Rasûlüm! Sana kıyâmetin ne zaman kopacağını soruyorlar. Şöyle de: “Onun ilmi sadece Rabbimin yanındadır; zamanı gelince de onu ortaya çıkaracak olan sadece O’dur. Onun ağırlığına ne gökler dayanabilir, ne de yer. O, beklemediğiniz bir anda sizi ansızın yakalayacaktır.” Sanki onun vaktini araştırıp da öğrenmişsin gibi sana ısrarla soruyorlar. De ki: “Onun ilmi sadece Allah katındadır, fakat insanların çoğu bu gerçeği bilmezler.”

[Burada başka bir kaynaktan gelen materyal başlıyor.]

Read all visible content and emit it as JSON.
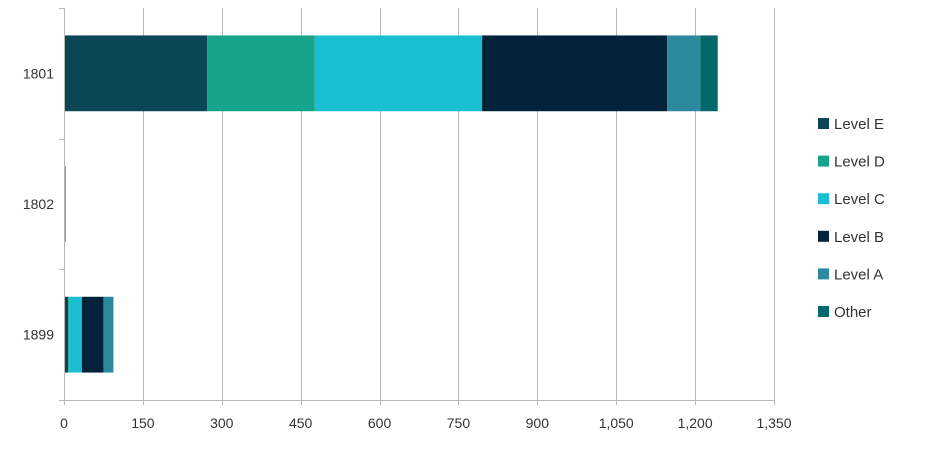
{
  "chart_data": {
    "type": "bar",
    "orientation": "horizontal",
    "stacked": true,
    "categories": [
      "1801",
      "1802",
      "1899"
    ],
    "series": [
      {
        "name": "Level E",
        "color": "#0b4657",
        "values": [
          272,
          0,
          8
        ]
      },
      {
        "name": "Level D",
        "color": "#16a58a",
        "values": [
          205,
          0,
          2
        ]
      },
      {
        "name": "Level C",
        "color": "#19bfd1",
        "values": [
          318,
          0,
          24
        ]
      },
      {
        "name": "Level B",
        "color": "#02233b",
        "values": [
          352,
          0,
          41
        ]
      },
      {
        "name": "Level A",
        "color": "#2d8a9e",
        "values": [
          63,
          0,
          19
        ]
      },
      {
        "name": "Other",
        "color": "#00686a",
        "values": [
          33,
          3,
          0
        ]
      }
    ],
    "xlim": [
      0,
      1350
    ],
    "xticks": [
      "0",
      "150",
      "300",
      "450",
      "600",
      "750",
      "900",
      "1,050",
      "1,200",
      "1,350"
    ],
    "xtick_values": [
      0,
      150,
      300,
      450,
      600,
      750,
      900,
      1050,
      1200,
      1350
    ],
    "grid": "vertical",
    "legend": "right"
  }
}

A'râf Suresi 187. Ayetinin Tefsiri:

Âyetin iniş sebebi hakkında iki rivayet nakledilir:

  Bir grup yahudi Peygamber (s.a.s.)’e gelip: “Eğer peygamber isen bize kıyametin ne zaman kopacağını haber ver. Çünkü biz, onun ne zaman kopacağını biliyoruz” dediler ve bunun üzerine bu âyet-i kerîme indi. (Vâhidî, Esbâbu’n-nüzûl, s. 231)

  Diğer rivayete göre ise soranlar yahudiler değil, Mekke müşrikleridir. Gelip, “Ey Muhammed, biliyorsun aramızda akrabalık bağı var. Bize gizlice söyle, kıyamet ne zaman kopacak?” demişlerdi. Onların bu istekleri üzerine bu âyet-i kerîme indi. (Vâhidî, Esbâbu’n-nüzûl, s. 231)

Âyette iki kez “Sana soruyorlar” (A‘râf  7/187) ifadesinin geçmesi, bir anlamda bu iki iniş sebebine işaret sayılabilir. Burada kıyâmetin ismi اَلسَّاعَةُ (saat) olarak geçmektedir. Arapçada “saat”, bizdeki meşhur olan şekliyle altmış dakikalık bir zaman dilimi değil, saniyeyi hatta saliseyi bile ifade eden bir kelimedir. Kıyametin göz açıp kapamadan her an kopabileceğini haber vermek için bu kelime özellikle seçilmiştir. Nitekim kıyametin ansızın kopacak bir büyük olay olduğu bu ayette beyân edildiği gibi, bu durum şu âyet-i kerîmede daha net belirtilir:

“…Kıyâmetin kopması ise başka değil ancak bir göz kırpması süresi, hatta ondan daha kısa bir zaman içinde olup bitecektir. Şüphesiz ki Allah’ın her şeye gücü yeter.” (Nahl 16/77)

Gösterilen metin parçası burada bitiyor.